Figure 1: Financing Trend
Source: CB Insights
Government Intervention
The government plays a key role in the regulation of the prices in the finance and insurance prices. Through the department of insurance, the government regulates the rates at which insurers charge as premiums to the customers ( Baltensperger et al., 2014 ). At the same time, the finance markets prices are regulated by the government through the central bank which sets the interest rates that banks can charge its customers, the amount it can lend and borrow. The prices in the finance industry are strictly regulated because it has a direct effect on the economy and cannot be left to be controlled by the forces of demand and supply.
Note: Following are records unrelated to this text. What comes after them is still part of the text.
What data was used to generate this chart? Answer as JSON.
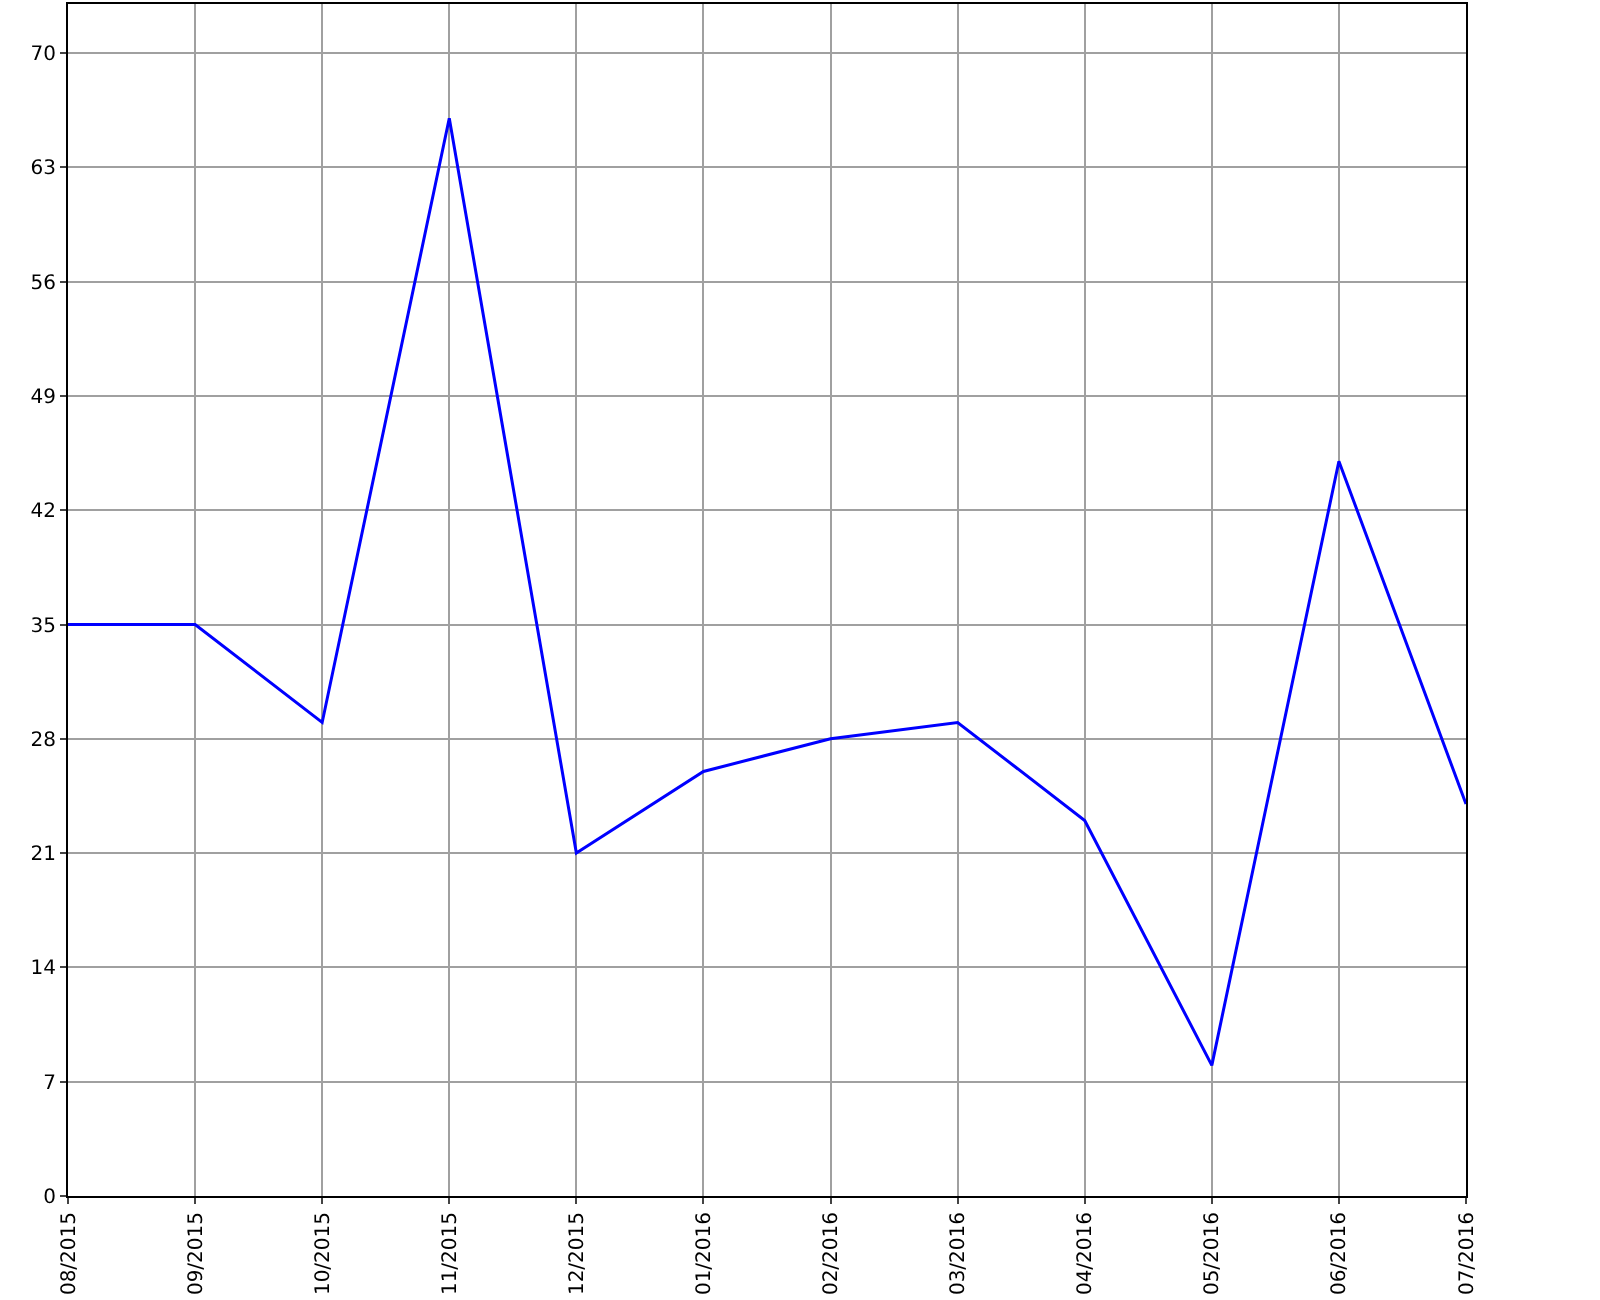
{
  "chart_data": {
    "type": "line",
    "categories": [
      "08/2015",
      "09/2015",
      "10/2015",
      "11/2015",
      "12/2015",
      "01/2016",
      "02/2016",
      "03/2016",
      "04/2016",
      "05/2016",
      "06/2016",
      "07/2016"
    ],
    "series": [
      {
        "color": "#0000ff",
        "values": [
          35,
          35,
          29,
          66,
          21,
          26,
          28,
          29,
          23,
          8,
          45,
          24
        ]
      }
    ],
    "ylim": [
      0,
      73
    ],
    "yticks": [
      0,
      7,
      14,
      21,
      28,
      35,
      42,
      49,
      56,
      63,
      70
    ],
    "grid": true,
    "marker": "none",
    "line_style": "solid"
  }
}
Firms in this industry are merely price takers who go with the rate provided by the state. However, there is usually a slight difference in the prices and rates that are allowed to individual firms to adjust depending on their costs.
Conclusion
Finance and insurance industry plays a crucial role in supporting the economy and shielding it from economic uncertainties. The topic provides relevant knowledge on the importance of various sectors in the economy and how the various market structures operate to keep the economy running. By providing venture capital funds and other forms of finance, the finance and insurance industry promotes investment and help in the development of the economy.
References
Hussain, K., & Prieto, E. (2016). Big data in the finance and insurance sectors. In New Horizons for a Data-Driven Economy (pp. 209-223). Springer, Cham.
Nicoletti, B. (2017). The future of FinTech: Integrating finance and technology in financial services . Springer.
Baltensperger, E., Buomberger, P., Iuppa, A. A., Keller, B., & Wicki, A. (2014). Regulation and intervention in the insurance industry-fundamental issues. The Geneva Reports , 1 (1), 1-63.